A corporation can deduct the expenses required to organize the corporation. These include legal fees, accounting services, incorporation costs. A corporation can deduct the first $5,000 immediately (up to 50,000). The rest is ammoratized over the next 180 months (15 years).
Start up expenditures are treated the same way as organizational costs. The difference is that the costs are incurred after the organization exists.
Tax Formula Revisited
Gross Income – Operating Expenses – Charitable Contributions – Dividends received deduction – Capital Loss Carryback = Taxable Income
Related Corporations
If two subsidiaries, their income combines and there is a higher limit to the deductions.
If so desired, parent-subsidiary affiliated group may choose to file a consolidated return. To do so, there is a requirement of 80% ownership in all subsidiaries, a single return is filed, losses offsets income, and inter-company transactions are limited.
Filing requirements
File form 1120 due April 15th (same as individuals). If corporations don’t pay dividends, they are required to pay an accumulated earnings tax.
Differences between Tax Returns and Book Income
There is a distinction between net income and taxable income because net income removes taxes to get to the number.

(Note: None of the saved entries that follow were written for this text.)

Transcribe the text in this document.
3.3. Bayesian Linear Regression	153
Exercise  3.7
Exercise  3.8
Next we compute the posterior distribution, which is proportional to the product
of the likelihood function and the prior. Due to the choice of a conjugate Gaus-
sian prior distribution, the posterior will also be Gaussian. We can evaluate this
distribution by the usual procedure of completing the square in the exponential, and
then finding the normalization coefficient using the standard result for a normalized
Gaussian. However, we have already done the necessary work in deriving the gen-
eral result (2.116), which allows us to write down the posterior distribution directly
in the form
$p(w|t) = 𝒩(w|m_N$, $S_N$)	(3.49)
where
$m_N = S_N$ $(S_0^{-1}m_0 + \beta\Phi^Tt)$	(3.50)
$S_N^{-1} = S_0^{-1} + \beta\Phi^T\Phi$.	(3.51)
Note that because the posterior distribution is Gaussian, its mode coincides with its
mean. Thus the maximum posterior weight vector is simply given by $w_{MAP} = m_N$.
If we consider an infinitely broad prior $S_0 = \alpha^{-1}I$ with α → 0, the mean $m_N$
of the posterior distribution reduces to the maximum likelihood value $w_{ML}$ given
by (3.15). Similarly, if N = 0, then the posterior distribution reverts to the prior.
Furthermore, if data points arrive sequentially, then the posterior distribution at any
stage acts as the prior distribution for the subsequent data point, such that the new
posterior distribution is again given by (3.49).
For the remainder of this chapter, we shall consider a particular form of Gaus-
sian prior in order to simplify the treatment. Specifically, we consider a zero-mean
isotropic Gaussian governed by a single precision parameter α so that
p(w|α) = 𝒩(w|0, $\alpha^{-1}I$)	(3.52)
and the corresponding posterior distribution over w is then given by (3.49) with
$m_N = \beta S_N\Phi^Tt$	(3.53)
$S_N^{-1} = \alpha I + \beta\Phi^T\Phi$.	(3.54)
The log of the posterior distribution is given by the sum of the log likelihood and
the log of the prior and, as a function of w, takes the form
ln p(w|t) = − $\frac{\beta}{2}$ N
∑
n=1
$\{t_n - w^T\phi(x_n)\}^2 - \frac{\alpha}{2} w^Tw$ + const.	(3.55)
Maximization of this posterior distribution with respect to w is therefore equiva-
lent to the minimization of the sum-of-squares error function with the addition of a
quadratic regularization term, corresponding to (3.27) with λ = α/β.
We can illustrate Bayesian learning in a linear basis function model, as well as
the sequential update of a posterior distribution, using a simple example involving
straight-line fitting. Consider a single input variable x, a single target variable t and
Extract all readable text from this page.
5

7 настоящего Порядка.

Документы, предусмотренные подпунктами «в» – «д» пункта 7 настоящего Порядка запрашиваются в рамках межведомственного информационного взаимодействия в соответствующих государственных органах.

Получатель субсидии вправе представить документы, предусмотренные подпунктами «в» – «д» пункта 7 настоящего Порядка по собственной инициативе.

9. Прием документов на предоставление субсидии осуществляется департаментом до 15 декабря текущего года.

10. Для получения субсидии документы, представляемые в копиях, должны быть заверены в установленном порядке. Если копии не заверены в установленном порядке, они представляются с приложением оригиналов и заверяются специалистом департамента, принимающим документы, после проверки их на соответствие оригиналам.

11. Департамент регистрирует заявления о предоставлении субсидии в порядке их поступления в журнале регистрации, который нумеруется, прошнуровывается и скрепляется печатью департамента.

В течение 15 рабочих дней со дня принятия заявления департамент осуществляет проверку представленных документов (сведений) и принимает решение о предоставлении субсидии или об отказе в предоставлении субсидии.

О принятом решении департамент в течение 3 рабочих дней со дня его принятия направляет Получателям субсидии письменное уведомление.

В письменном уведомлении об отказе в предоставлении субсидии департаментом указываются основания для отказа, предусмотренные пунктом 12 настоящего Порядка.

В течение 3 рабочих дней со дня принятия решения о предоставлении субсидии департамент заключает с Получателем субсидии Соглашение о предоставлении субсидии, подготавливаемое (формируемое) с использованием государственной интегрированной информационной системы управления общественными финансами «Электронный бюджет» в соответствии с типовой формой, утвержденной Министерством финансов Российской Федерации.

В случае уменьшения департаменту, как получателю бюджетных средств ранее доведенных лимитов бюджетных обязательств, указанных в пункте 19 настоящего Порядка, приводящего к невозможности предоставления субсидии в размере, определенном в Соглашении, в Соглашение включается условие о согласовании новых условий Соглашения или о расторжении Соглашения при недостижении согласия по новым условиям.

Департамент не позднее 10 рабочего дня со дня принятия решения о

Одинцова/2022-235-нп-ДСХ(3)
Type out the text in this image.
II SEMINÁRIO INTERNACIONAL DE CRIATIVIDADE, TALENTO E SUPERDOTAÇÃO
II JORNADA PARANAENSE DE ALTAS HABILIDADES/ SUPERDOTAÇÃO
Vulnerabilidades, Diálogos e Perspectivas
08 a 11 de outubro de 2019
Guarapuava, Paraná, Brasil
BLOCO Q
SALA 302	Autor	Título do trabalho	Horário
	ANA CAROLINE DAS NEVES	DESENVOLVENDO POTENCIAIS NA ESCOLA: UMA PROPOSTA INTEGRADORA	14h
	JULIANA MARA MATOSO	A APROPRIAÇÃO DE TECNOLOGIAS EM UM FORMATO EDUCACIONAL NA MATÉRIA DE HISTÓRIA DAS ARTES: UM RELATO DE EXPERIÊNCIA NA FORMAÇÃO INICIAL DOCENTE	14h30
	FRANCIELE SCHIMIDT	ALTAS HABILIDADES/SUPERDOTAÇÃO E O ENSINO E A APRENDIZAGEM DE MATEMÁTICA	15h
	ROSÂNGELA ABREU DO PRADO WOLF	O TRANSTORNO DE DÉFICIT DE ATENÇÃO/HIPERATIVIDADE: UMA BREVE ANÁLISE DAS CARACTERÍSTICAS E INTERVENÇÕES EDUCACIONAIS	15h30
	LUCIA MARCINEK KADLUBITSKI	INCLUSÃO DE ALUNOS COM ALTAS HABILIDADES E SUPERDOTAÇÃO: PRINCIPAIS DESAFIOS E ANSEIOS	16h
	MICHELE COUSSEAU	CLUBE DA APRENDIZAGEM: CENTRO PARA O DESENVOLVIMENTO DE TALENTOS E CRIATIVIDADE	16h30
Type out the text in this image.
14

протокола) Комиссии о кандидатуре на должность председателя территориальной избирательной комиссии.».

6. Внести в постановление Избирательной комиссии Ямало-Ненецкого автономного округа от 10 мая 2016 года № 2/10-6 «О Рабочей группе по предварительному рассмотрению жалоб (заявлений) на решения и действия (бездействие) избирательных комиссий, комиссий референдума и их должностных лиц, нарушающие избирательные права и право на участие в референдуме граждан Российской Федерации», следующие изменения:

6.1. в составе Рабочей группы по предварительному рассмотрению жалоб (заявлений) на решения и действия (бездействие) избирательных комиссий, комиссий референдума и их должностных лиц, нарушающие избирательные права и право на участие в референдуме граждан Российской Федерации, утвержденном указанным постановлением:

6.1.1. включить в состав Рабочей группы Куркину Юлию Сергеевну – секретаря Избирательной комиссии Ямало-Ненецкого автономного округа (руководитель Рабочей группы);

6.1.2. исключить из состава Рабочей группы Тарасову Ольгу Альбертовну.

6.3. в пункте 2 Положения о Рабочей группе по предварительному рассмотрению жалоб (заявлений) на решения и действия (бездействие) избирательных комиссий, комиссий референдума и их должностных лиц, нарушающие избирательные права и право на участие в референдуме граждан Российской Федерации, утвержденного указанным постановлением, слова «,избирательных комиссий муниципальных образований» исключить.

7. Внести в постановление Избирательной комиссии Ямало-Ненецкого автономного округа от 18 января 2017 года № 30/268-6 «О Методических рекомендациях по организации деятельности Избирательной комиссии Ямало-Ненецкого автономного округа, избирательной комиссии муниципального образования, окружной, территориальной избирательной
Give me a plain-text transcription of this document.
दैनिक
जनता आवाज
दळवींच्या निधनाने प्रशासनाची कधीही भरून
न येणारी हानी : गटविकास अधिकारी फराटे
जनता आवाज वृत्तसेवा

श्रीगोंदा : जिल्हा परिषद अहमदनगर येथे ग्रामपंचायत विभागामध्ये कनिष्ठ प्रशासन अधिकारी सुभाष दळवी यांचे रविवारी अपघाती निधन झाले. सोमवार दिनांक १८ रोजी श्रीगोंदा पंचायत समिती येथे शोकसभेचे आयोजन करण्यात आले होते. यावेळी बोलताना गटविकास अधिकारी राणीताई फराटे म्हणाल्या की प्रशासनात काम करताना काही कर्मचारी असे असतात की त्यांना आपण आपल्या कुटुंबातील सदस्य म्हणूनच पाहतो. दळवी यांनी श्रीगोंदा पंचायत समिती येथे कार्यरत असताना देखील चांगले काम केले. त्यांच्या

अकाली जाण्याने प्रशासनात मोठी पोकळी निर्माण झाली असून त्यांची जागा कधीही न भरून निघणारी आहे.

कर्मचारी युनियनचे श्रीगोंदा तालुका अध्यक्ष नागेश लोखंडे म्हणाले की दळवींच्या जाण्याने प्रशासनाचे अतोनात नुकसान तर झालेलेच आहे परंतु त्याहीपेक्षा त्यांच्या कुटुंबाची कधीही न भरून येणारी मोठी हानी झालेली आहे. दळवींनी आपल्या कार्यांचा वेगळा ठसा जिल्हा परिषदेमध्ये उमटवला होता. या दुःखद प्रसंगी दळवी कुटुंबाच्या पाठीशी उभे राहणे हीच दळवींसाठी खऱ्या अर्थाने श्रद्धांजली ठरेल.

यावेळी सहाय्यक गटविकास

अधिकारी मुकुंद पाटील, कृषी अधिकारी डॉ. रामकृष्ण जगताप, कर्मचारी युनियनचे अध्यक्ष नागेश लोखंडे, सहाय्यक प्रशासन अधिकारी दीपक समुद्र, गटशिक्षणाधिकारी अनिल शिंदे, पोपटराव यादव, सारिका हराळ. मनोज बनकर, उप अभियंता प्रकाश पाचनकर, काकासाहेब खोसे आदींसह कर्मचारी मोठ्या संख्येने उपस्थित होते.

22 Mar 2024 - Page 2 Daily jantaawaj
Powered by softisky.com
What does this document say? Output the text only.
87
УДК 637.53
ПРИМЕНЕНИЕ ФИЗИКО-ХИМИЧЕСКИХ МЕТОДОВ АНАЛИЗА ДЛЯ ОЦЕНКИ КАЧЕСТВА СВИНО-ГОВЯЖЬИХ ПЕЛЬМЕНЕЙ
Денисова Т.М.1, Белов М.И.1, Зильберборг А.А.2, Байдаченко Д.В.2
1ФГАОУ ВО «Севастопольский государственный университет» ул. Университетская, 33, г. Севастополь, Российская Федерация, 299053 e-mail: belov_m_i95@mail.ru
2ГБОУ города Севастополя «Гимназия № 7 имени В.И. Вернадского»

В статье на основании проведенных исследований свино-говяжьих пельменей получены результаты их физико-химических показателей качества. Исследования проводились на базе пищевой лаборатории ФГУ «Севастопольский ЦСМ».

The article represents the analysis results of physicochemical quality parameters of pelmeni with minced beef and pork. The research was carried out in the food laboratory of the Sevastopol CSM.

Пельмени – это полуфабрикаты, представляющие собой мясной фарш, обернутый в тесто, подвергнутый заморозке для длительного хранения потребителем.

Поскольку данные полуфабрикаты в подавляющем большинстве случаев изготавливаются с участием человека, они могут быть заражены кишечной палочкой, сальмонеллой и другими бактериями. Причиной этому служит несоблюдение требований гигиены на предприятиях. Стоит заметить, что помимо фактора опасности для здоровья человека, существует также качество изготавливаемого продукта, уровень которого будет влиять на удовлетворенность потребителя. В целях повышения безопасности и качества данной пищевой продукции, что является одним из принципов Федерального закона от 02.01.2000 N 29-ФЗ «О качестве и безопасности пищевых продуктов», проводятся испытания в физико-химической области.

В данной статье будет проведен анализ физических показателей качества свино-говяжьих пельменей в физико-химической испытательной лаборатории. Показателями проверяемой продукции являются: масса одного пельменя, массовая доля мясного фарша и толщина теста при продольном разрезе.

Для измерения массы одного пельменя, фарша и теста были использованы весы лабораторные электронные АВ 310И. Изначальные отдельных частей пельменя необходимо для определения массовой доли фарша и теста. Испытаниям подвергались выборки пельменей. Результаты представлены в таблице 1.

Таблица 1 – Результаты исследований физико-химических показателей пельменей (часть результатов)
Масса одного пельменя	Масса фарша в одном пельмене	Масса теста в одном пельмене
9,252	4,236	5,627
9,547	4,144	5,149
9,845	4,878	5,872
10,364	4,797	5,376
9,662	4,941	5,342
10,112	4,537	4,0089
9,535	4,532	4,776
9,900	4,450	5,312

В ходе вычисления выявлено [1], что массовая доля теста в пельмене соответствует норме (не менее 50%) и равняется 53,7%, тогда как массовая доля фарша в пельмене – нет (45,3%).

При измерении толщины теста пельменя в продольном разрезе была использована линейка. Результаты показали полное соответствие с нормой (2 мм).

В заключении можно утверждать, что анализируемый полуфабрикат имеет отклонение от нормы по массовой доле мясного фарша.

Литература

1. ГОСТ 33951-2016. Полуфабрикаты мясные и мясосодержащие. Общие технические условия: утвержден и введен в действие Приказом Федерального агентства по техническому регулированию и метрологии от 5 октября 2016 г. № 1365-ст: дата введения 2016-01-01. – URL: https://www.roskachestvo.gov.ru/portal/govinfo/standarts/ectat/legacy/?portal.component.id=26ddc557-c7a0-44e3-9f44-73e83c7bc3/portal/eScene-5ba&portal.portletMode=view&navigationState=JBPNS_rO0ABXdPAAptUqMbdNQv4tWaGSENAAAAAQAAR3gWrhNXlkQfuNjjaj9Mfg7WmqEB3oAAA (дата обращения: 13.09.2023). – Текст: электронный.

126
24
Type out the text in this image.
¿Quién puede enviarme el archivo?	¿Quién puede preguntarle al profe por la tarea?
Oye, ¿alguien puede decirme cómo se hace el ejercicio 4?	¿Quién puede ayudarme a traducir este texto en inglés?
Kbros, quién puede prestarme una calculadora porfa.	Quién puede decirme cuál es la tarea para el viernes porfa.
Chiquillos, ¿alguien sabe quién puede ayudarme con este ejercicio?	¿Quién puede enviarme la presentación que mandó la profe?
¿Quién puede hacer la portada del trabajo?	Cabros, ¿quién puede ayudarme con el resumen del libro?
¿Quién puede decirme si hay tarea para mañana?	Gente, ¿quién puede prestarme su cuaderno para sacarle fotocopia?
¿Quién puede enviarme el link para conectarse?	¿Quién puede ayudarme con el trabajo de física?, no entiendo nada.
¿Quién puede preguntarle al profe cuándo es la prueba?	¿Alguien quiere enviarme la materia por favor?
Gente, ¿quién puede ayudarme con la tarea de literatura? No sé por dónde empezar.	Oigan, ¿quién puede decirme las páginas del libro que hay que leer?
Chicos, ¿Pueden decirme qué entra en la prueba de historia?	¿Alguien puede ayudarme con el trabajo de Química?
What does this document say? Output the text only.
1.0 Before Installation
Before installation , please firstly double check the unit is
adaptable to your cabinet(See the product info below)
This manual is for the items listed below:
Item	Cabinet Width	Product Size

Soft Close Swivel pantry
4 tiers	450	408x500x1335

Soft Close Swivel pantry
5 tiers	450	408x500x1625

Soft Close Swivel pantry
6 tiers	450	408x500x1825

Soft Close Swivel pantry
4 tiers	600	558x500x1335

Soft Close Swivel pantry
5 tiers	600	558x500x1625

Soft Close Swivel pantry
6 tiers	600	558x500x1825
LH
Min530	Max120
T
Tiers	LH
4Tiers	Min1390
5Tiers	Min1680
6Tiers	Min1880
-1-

Additionally, there are temporary and permanent differences. Temporary differences means that there are some items that would appear on each document, but not at the same time (e.g., depreciation). Permanent differences are items that never appear on both documents (e.g., fines and dividends received deduction).
Deferred taxes refer to the taxes owed during different years. That is, the tax expense may be different from teh taxes paid. Any differences between tax income and book income need to be listed on the Schedule M1 or M3 on the corporate tax returns.